# New beginner but very very eager to learn!! :-)



## Zestormwish (Oct 11, 2012)

Hi!
I have been floating around here for a bit, I really enjoying reading all the different posts and advice, but I have now finally plucked up the courage to join you all (please be nice!!)!

A little about me:
I am classically trained on the piano... but gave it up years ago.. wish I never did now!!

I have been taking classical vocal lessons for just under a year now (started Jan-Feb this year) after years of wanting to do so. I have improved in leaps a bounds over the year and I know I have a natural nack for music as such, but I am not that naive to think that is all I need! I have a range that sits around C3 to A5 (can go to a high c but is a working progress for it to come naturally without straining) and am looking to expand more!!

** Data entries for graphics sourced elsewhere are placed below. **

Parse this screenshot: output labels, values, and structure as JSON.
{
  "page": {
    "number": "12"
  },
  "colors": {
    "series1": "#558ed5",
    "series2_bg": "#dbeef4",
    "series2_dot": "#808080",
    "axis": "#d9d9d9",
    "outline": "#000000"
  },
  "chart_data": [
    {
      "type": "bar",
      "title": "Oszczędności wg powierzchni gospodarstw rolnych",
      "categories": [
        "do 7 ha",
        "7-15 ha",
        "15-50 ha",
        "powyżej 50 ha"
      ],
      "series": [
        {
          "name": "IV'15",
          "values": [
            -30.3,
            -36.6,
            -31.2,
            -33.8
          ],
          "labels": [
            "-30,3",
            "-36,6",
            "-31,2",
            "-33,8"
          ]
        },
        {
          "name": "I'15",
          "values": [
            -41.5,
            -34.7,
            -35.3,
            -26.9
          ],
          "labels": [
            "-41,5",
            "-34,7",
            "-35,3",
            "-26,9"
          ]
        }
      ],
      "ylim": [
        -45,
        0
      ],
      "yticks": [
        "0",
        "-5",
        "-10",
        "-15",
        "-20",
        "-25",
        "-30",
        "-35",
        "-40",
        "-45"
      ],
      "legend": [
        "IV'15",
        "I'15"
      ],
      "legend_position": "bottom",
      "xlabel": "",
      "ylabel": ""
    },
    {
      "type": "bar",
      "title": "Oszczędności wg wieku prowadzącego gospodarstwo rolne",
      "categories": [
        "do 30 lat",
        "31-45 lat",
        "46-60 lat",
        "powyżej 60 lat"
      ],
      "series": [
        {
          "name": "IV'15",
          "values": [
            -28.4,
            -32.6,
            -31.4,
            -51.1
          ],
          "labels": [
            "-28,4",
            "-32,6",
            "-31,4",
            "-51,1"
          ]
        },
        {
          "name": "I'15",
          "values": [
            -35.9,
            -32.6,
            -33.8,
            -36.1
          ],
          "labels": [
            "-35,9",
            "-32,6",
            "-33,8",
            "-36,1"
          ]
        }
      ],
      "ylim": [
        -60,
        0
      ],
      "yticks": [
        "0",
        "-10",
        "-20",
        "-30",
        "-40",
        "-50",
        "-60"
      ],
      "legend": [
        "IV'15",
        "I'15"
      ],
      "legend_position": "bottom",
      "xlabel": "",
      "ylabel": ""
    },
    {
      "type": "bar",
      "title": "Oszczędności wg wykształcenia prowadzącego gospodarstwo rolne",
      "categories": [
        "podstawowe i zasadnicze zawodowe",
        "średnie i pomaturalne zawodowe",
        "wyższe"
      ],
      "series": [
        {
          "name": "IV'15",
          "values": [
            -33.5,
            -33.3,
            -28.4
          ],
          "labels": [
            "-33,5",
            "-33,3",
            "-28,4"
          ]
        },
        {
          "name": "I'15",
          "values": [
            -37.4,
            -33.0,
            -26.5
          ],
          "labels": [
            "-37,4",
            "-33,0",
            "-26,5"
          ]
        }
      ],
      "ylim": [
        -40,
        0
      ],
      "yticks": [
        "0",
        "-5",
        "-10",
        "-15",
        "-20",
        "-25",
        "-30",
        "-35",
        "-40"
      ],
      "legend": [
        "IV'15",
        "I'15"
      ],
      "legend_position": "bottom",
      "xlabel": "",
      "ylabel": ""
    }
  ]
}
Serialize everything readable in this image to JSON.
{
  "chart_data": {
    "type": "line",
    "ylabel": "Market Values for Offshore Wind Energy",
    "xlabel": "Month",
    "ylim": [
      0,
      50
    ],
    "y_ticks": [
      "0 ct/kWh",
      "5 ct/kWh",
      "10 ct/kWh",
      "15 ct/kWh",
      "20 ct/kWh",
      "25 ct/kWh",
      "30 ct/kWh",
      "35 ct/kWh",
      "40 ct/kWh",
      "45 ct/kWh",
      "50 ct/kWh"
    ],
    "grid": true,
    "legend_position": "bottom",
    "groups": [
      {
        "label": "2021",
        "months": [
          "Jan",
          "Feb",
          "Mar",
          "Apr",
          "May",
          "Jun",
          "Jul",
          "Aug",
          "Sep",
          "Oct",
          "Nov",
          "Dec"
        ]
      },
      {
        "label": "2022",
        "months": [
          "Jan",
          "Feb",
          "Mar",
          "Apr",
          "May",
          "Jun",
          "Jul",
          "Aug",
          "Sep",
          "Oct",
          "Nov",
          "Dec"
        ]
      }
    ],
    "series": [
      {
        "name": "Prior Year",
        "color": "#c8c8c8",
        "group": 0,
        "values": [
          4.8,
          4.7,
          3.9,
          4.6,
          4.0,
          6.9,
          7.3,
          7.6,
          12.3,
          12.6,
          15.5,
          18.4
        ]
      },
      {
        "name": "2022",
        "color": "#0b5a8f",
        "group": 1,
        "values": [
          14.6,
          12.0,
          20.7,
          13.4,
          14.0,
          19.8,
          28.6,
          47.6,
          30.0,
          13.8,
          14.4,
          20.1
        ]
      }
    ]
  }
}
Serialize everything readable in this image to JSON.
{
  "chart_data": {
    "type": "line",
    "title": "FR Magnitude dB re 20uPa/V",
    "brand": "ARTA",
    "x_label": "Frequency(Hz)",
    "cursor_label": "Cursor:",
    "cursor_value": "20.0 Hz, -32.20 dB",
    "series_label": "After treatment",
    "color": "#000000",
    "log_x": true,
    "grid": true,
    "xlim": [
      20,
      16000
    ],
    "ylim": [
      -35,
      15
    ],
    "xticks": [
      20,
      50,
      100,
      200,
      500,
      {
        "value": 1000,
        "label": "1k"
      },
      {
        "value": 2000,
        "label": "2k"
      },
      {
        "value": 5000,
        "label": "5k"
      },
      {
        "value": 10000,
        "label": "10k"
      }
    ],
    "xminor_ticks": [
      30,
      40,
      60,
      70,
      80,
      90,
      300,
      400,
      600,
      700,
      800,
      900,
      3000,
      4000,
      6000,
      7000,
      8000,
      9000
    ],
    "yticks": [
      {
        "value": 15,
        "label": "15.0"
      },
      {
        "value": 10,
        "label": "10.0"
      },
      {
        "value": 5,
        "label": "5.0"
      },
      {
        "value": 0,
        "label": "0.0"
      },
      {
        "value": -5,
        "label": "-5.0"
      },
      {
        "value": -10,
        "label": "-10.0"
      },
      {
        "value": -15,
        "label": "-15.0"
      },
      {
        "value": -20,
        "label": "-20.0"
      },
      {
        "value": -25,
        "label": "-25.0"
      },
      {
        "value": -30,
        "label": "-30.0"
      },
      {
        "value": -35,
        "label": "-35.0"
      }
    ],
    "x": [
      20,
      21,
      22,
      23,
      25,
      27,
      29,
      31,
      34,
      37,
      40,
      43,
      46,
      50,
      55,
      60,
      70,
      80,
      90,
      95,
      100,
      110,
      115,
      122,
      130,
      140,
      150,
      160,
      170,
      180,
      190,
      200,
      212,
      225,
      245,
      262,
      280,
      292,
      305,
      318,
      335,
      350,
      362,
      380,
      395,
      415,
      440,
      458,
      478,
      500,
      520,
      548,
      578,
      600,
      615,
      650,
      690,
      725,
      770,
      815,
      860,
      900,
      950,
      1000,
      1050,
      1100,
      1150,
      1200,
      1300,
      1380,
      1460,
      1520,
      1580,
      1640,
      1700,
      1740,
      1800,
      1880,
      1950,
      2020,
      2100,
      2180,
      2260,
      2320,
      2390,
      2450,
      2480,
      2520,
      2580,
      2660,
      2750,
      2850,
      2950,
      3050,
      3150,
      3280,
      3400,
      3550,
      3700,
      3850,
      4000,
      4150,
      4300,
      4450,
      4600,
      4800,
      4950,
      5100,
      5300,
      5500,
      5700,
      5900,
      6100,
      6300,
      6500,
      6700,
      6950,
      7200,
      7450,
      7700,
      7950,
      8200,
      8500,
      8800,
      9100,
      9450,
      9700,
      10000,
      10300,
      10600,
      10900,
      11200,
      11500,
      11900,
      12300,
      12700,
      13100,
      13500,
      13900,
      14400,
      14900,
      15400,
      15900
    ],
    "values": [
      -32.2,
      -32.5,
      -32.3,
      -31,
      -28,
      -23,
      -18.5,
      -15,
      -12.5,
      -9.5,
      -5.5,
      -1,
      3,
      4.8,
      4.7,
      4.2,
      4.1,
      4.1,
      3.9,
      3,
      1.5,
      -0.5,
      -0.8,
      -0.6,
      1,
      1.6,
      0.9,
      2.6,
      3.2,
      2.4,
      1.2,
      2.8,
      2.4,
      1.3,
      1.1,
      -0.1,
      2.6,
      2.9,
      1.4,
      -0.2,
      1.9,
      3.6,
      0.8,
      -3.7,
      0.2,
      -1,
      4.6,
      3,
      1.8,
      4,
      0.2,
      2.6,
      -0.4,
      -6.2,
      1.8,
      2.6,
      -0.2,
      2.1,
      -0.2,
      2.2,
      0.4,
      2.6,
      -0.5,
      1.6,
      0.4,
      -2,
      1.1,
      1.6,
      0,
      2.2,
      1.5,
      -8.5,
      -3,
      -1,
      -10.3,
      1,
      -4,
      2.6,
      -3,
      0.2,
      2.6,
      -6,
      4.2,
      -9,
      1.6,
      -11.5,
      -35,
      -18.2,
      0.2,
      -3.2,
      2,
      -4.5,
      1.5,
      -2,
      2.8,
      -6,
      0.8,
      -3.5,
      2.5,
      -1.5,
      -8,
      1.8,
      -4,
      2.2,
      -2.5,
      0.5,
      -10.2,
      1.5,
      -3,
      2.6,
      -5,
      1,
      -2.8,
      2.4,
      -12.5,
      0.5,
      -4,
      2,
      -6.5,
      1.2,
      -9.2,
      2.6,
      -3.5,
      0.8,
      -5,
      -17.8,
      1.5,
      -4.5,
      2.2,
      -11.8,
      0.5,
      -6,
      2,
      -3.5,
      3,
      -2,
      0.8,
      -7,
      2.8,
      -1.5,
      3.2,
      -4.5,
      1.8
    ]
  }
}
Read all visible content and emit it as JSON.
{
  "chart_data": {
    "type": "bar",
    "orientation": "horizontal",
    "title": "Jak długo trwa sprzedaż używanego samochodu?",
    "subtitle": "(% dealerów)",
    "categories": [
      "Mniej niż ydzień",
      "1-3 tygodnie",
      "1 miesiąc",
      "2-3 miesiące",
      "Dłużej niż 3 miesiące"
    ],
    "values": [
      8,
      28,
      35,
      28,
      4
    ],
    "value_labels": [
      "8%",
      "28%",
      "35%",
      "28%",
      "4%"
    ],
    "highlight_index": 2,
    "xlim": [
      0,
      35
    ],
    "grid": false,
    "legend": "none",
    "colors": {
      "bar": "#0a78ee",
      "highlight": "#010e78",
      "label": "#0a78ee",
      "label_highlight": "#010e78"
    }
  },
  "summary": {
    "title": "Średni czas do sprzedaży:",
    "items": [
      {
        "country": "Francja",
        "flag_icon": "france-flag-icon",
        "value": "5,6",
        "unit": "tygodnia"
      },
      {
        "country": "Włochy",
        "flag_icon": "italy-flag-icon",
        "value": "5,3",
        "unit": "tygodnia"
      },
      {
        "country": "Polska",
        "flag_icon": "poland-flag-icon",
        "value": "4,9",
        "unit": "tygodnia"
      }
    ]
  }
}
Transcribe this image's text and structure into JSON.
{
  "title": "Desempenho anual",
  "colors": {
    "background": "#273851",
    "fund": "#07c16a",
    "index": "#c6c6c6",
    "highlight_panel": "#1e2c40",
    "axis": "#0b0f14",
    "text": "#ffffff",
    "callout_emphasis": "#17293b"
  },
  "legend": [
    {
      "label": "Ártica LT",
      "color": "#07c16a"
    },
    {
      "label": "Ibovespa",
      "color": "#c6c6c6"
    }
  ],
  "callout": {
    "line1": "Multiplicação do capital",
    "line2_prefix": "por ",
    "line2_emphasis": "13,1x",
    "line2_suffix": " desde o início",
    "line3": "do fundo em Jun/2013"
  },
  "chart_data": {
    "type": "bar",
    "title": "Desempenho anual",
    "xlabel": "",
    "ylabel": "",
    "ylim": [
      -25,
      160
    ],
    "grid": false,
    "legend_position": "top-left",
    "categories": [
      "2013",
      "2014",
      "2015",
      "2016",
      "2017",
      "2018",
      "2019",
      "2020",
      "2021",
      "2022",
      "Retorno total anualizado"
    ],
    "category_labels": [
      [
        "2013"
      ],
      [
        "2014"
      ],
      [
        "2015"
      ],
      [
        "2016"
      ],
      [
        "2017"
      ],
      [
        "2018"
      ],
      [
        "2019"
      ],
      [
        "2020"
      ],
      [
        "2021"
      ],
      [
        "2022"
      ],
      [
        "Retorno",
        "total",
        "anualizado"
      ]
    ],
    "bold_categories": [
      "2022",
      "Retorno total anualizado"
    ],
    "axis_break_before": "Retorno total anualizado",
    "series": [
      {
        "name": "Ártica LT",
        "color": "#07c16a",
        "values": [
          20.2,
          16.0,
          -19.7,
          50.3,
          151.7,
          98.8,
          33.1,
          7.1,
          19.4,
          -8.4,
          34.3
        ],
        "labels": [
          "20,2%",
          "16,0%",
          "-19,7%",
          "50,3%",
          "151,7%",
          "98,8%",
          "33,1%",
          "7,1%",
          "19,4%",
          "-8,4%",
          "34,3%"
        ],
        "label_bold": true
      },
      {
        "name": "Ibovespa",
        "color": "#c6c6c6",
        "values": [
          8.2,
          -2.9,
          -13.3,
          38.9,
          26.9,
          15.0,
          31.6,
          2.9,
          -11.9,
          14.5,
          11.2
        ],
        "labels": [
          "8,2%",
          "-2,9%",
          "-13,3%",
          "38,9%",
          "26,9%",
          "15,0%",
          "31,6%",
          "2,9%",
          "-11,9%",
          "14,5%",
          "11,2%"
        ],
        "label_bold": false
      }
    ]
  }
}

I am VERY fascinated in classical music which I think people think is odd from where I am from (I don't come from a classical supportive background.. or money for that matter) and my age.

Over time I would like to come on here and ask little questions I guess I can not figure out myself or from others and also make some friends that have similar tastes so I don't feel like such a loner with this passion ;-)....
With saying that I would ask you all for someone with a new, fresh but, very eager mind... a student of classical music what pieces would you recommend that I just listen to (not sing) for inspiration?


Thank you for your time
Take Care
:-D


----------



## PetrB (Feb 28, 2012)

Really, start anywhere, with an era, a specific composer, genre (Symphony / concerto / tone poem / chamber music / string quartets, etc.)

BUT, if you already have any particular pieces or a composer -- things you like, it might help in 'tailoring' further suggestions for you. Many here are quite considerate and good at that 

Schubert ~ Adagio from the quintet in C





Francis Poulenc ~ Sextuor, for piano and wind quintet













Arthur Honneger ~ Pastorale d'ete





Manuel de Falla ~ Nights in the Gardens of Spain


----------



## Lukecash12 (Sep 21, 2009)

PetrB said:


> Really, start anywhere, with an era, a specific composer, genre (Symphony / concerto / tone poem / chamber music / string quartets, etc.)
> 
> BUT, if you already have any particular pieces or a composer -- things you like, it might help in 'tailoring' further suggestions for you. Many here are quite considerate and good at that
> 
> ...


Nice, well rounded references.


----------



## PetrB (Feb 28, 2012)

Lukecash12 said:


> Nice, well rounded references.


Well, thanks. Let's wait and see what the OPoster thinks of 'em


----------



## Zestormwish (Oct 11, 2012)

Firstly I am sorry it has taken me so long to reply, I am in the middle of studies and nearing to the end of the year is very frantic!
But thank you soooo much for the links, I absolutely love them!!
I am going to really sit down and study them over the next week and if you don't mind let you know what comes to me
Once again thank you for your time
:-D
Take Care


----------